Now that I’ve debunked the tenets of the protests, I would just like to highlight a few interesting points. The incommunicability of the Occupy Wall Street protest seems in line with Hardt & Negri’s assertion in Empire as instances of biopolitical resistance that leap to international importance. Granted, the majority of the protesters are fairly privileged (I’ve seen them playing around with cellphones and most have the option to return to a home). In The Production of Space, the occupation of Lefebvre’s monumental space is supposed to infuse new meaning into the place, while at the same time, the monumentality of the space infuses the protest with new meaning. In the majority of cases, the usage of monumental space for protest is supposed to make visible the power of the sovereign as exercised against the subject. However, the sovereign is not engaging with the populace in this matter, because what is perceived as 99%, is really the 1% who want something to march about.
In most democratic countries experiencing the protests, the police nor the army have tried to suppress these protests through brute force, unless violent actions by the protesters themselves ensues. The protesters are not in Agamben’s notion of the camp, not external or outside of society, nor the victims of state failure (Canadian protesters are probably more well-off than their American counterparts, so perhaps we can argue that the Obama administration has failed the American people with their massive unemployment, their poor regulation of stimulus spending and massive deficit/debt). Therefore, the Occupy Wall Street movement is NOT a case of sovereign-subject conflict due to the permissibility of their protests in open, democratic society. The subaltern is represented and heard at these protests, as well as “marginalized” groups like women, Native Americans, and other minorities (though I would dispute applying the term to the first).
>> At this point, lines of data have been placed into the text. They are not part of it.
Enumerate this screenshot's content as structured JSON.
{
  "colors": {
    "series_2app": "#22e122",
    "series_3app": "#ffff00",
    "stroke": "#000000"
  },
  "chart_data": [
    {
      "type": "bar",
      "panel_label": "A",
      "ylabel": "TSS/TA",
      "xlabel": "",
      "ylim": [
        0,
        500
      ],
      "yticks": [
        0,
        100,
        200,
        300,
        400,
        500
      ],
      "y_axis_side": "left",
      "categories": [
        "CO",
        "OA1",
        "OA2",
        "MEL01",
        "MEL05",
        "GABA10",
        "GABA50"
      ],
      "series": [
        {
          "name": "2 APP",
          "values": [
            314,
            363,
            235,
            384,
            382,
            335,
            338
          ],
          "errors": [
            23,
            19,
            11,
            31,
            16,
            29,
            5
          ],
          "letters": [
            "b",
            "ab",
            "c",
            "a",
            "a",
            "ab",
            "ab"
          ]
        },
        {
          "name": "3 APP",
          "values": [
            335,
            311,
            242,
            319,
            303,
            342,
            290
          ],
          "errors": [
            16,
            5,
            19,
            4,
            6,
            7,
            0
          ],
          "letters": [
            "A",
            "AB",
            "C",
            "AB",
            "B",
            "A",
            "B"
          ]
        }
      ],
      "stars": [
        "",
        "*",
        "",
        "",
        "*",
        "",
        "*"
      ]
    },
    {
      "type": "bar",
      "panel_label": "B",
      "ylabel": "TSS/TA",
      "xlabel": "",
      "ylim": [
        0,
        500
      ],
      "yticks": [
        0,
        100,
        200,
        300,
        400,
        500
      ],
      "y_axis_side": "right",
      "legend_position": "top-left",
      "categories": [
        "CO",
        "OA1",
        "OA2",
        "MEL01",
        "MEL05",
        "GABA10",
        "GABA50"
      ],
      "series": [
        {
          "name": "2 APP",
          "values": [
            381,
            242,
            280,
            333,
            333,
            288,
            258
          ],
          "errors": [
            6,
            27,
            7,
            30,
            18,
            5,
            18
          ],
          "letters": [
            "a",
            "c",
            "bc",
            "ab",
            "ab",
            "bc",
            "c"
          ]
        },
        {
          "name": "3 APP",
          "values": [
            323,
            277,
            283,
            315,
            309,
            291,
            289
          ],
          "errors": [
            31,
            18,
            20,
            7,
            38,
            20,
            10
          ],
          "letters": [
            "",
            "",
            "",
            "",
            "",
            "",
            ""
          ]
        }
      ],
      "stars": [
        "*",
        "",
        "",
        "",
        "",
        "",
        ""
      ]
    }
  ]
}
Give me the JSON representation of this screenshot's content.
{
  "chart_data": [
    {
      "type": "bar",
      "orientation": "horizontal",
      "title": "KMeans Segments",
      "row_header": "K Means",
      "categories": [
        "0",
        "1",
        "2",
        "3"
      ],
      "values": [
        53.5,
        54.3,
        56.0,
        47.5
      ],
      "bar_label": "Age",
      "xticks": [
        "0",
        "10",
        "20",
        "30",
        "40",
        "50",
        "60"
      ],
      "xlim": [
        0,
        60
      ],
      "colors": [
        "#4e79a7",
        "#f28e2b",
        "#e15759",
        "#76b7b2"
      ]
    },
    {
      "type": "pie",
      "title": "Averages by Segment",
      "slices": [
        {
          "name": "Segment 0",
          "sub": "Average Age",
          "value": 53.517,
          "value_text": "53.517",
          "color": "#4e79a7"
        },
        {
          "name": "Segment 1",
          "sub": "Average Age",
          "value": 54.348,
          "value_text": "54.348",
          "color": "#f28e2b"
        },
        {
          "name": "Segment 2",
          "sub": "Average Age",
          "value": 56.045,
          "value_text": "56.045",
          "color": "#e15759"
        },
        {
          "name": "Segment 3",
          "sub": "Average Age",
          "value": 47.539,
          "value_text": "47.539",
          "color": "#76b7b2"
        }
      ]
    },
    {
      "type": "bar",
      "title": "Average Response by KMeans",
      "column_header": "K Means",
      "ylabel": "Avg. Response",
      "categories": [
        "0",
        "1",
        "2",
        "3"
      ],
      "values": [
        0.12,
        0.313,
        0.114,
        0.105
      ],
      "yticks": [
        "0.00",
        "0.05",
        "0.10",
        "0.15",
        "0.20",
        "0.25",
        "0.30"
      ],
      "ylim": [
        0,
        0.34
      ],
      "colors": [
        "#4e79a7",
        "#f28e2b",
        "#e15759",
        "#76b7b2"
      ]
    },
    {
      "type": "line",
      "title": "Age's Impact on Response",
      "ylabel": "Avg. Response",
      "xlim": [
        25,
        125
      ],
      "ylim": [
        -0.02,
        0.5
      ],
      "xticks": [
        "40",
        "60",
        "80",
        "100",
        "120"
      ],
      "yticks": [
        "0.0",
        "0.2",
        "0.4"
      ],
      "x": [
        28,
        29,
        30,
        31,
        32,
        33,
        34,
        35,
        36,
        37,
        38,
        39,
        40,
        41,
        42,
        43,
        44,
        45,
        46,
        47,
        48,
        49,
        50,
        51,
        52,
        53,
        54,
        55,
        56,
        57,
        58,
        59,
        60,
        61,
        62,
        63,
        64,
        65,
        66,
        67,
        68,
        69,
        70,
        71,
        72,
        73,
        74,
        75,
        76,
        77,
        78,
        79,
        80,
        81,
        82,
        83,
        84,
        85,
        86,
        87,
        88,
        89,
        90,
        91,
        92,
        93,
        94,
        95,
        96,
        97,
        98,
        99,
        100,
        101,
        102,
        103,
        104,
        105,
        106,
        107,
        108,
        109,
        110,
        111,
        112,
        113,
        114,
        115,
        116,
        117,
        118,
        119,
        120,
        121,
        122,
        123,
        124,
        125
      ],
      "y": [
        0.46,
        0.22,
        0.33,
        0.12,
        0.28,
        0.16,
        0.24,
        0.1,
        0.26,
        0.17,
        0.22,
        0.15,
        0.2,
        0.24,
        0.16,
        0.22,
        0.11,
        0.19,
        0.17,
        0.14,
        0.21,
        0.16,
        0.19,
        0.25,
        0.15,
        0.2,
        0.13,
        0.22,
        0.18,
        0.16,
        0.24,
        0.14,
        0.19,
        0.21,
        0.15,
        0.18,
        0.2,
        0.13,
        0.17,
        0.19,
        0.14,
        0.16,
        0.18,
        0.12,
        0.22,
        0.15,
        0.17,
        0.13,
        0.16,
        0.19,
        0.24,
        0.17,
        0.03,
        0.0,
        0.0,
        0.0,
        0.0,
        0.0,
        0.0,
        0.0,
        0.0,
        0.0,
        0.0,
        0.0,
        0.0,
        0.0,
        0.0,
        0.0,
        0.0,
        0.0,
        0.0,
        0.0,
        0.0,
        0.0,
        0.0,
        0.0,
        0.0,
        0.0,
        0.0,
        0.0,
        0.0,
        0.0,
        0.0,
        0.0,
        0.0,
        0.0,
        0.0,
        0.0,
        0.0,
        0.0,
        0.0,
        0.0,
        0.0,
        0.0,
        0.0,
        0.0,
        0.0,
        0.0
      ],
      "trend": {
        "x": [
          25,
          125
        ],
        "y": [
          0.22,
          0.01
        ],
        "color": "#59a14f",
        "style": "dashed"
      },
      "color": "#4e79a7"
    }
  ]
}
It’s also interesting to note how the meaning of the occupation has evolved. Previously, occupation usually meant physical military occupation of territory, sometimes of the population (as in ancient times) though international law deems the latter illegal. Now, occupation means physically being present in (biopolitically occupying) a particular space, whether by violent or peaceful means. The connotation is still there that the place is being reclaimed or taken by force. Reclaimed in the name of some ideology. Reclaimed in the name of nationalist sentiment or public interest. With regard to the Occupy Wall Street protest, I think it is important to ask: For whom is Wall Street being reclaimed? (that is, for whose interests) rather than Who is reclaiming Wall Street?
Like Foucault, I accept that power struggles are a natural part of any government and the people or individual are usually the counterforce to the state’s force. As a true conservative, I always question and critique both forces before accepting the power of one or the other over me. Perhaps it is anti-progressive and anti-democratic of me to question such movements, but the day that we are not permitted to question anything is the day that democracy and progress will have died.